Electronic Paper — Paper Route
Other devices are on the horizon and, depending on how the iLiad and the Sony Reader fare, will likely start hitting the market before long.
The U.K.’s Plastic Logic has announced a variety of e-paper developments over the past few years. The company is taking the lead in a developing—in the U.K., at least—thin, flexible, low-cost plastic electronics via pre-existing manufacturing (that is to say, printing) equipment. Plastic Logic also is developing flexible e-paper displays that could be used as labels or as RFID devices.
Plastic Logic says that it had created the world’s largest flexible active-matrix OLED display. The 10˝, 0.4-mm-thick display—also based on E Ink’s technology—has a resolution of 100 ppi and four levels of grayscale. In October 2006, at Frankfurt’s Plastic Electronic 2006 show, Plastic Logic demonstrated a 150-ppi SVGA display.
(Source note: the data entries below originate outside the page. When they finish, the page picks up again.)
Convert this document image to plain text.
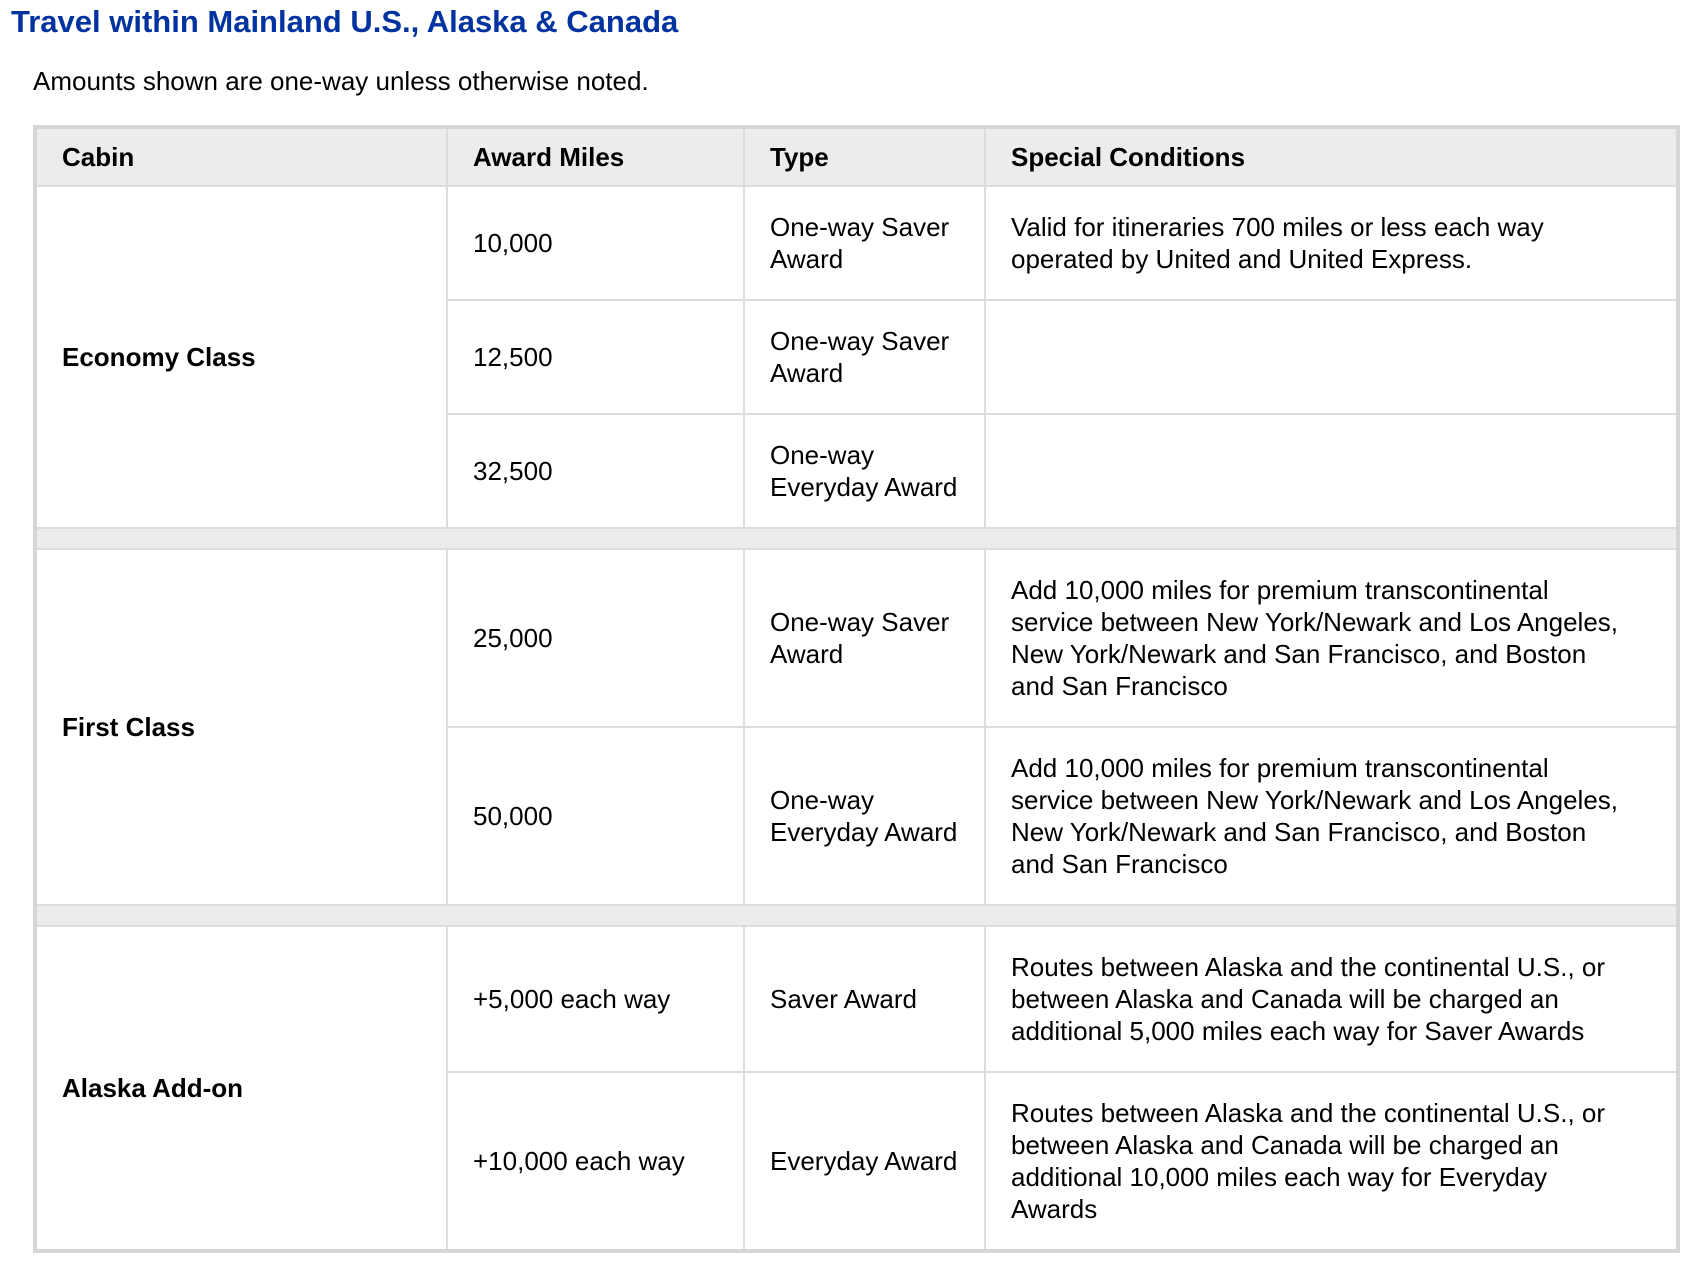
Travel within Mainland U.S., Alaska & Canada

Amounts shown are one-way unless otherwise noted.

Cabin	Award Miles	Type	Special Conditions
Economy Class	10,000	One-way Saver Award	Valid for itineraries 700 miles or less each way operated by United and United Express.
	12,500	One-way Saver Award	
	32,500	One-way Everyday Award	

First Class	25,000	One-way Saver Award	Add 10,000 miles for premium transcontinental service between New York/Newark and Los Angeles, New York/Newark and San Francisco, and Boston and San Francisco
	50,000	One-way Everyday Award	Add 10,000 miles for premium transcontinental service between New York/Newark and Los Angeles, New York/Newark and San Francisco, and Boston and San Francisco

Alaska Add-on	+5,000 each way	Saver Award	Routes between Alaska and the continental U.S., or between Alaska and Canada will be charged an additional 5,000 miles each way for Saver Awards
	+10,000 each way	Everyday Award	Routes between Alaska and the continental U.S., or between Alaska and Canada will be charged an additional 10,000 miles each way for Everyday Awards
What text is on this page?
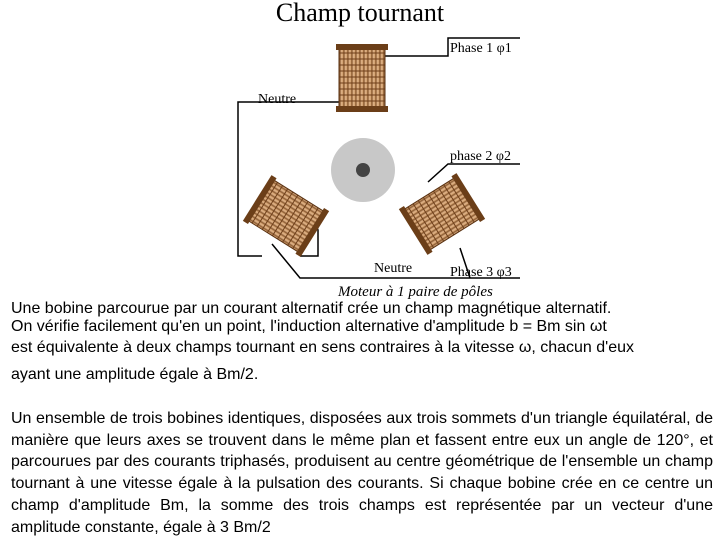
Champ tournant
Phase 1 φ1
Neutre
phase 2 φ2
Neutre	Phase 3 φ3
Moteur à 1 paire de pôles

Une bobine parcourue par un courant alternatif crée un champ magnétique alternatif.
On vérifie facilement qu'en un point, l'induction alternative d'amplitude b = Bm sin ωt

est équivalente à deux champs tournant en sens contraires à la vitesse ω, chacun d'eux

ayant une amplitude égale à Bm/2.

Un ensemble de trois bobines identiques, disposées aux trois sommets d'un triangle équilatéral, de manière que leurs axes se trouvent dans le même plan et fassent entre eux un angle de 120°, et parcourues par des courants triphasés, produisent au centre géométrique de l'ensemble un champ tournant à une vitesse égale à la pulsation des courants. Si chaque bobine crée en ce centre un champ d'amplitude Bm, la somme des trois champs est représentée par un vecteur d'une amplitude constante, égale à 3 Bm/2
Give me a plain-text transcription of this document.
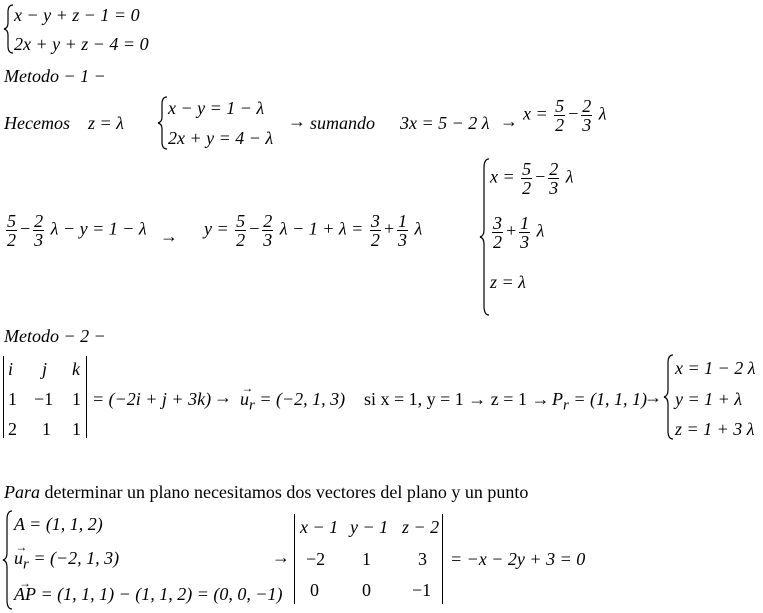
x − y + z − 1 = 0
2x + y + z − 4 = 0
Metodo − 1 −
Hecemos z = λ
x − y = 1 − λ
2x + y = 4 − λ
→ sumando 3x = 5 − 2 $\lambda \to x = \frac{5}{2} - \frac{2}{3}$ λ
$\frac{5}{2} - \frac{2}{3}$ $\lambda - y = 1 - \lambda \to y = \frac{5}{2} - \frac{2}{3}$ $\lambda - 1 + \lambda = \frac{3}{2} + \frac{1}{3}$ λ
$x = \frac{5}{2} - \frac{2}{3}$ λ
$\frac{3}{2} + \frac{1}{3}$ λ
z = λ
Metodo − 2 −
i j k
1 −1 1
2 1 1
= (−2i + j + 3k) →
→ $u_r = (-2$, 1, 3) si x = 1, $y = 1 \to z = 1 \to P_r = (1$, 1, 1)
→
x = 1 − 2 λ
y = 1 + λ
z = 1 + 3 λ
Para determinar un plano necesitamos dos vectores del plano y un punto
A = (1, 1, 2)
→ $u_r = (-2$, 1, 3)
→ AP = (1, 1, 1) − (1, 1, 2) = (0, 0, −1)
→
x − 1 y − 1 z − 2
−2 1	3
0 0 −1
= −x − 2y + 3 = 0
According to the company, Plastic Logic is developing relationships and partnerships to work the displays into actual products.
In 2005’s original spate of proof of concept announcements, Polymer Vision, a spin-off of Philips Research, demonstrated prototypes of the Concept Readius roll-able display. The monochrome, 320x240-pixel, 5˝ Readius is the first prototype of a functional electronic document reader whose display can be unrolled to a size larger than the device itself. The Readius uses E Ink’s bi-stable electrophoretic display, and is based on Polymer Vision’s own rollable display design. The company is working on a 7˝ model, which it believes will be the optimal size for the mainstream market.
Polymer Vision admitted that it hadn’t intended to commercialize the Readius itself, but was instead eager to demonstrate the capabilities of its rollable display technology and then let others develop the next- generation mobile devices and other products that incorporate it. How-ever, 2005 was the last time we heard of the Readius or Polymer Vision.
Initially, Amazon.com’s failure to carry the Sony Reader was somewhat conspicuous...until we learned that they have their own e-book reader poised for release. The Amazon Kindle E-Book Reader weighs 10.5 ounces, has a 6˝, 800x600-pixel display, 256MB of RAM, a keyboard, scroll wheel, mini USB port, SD slot and a headphone jack.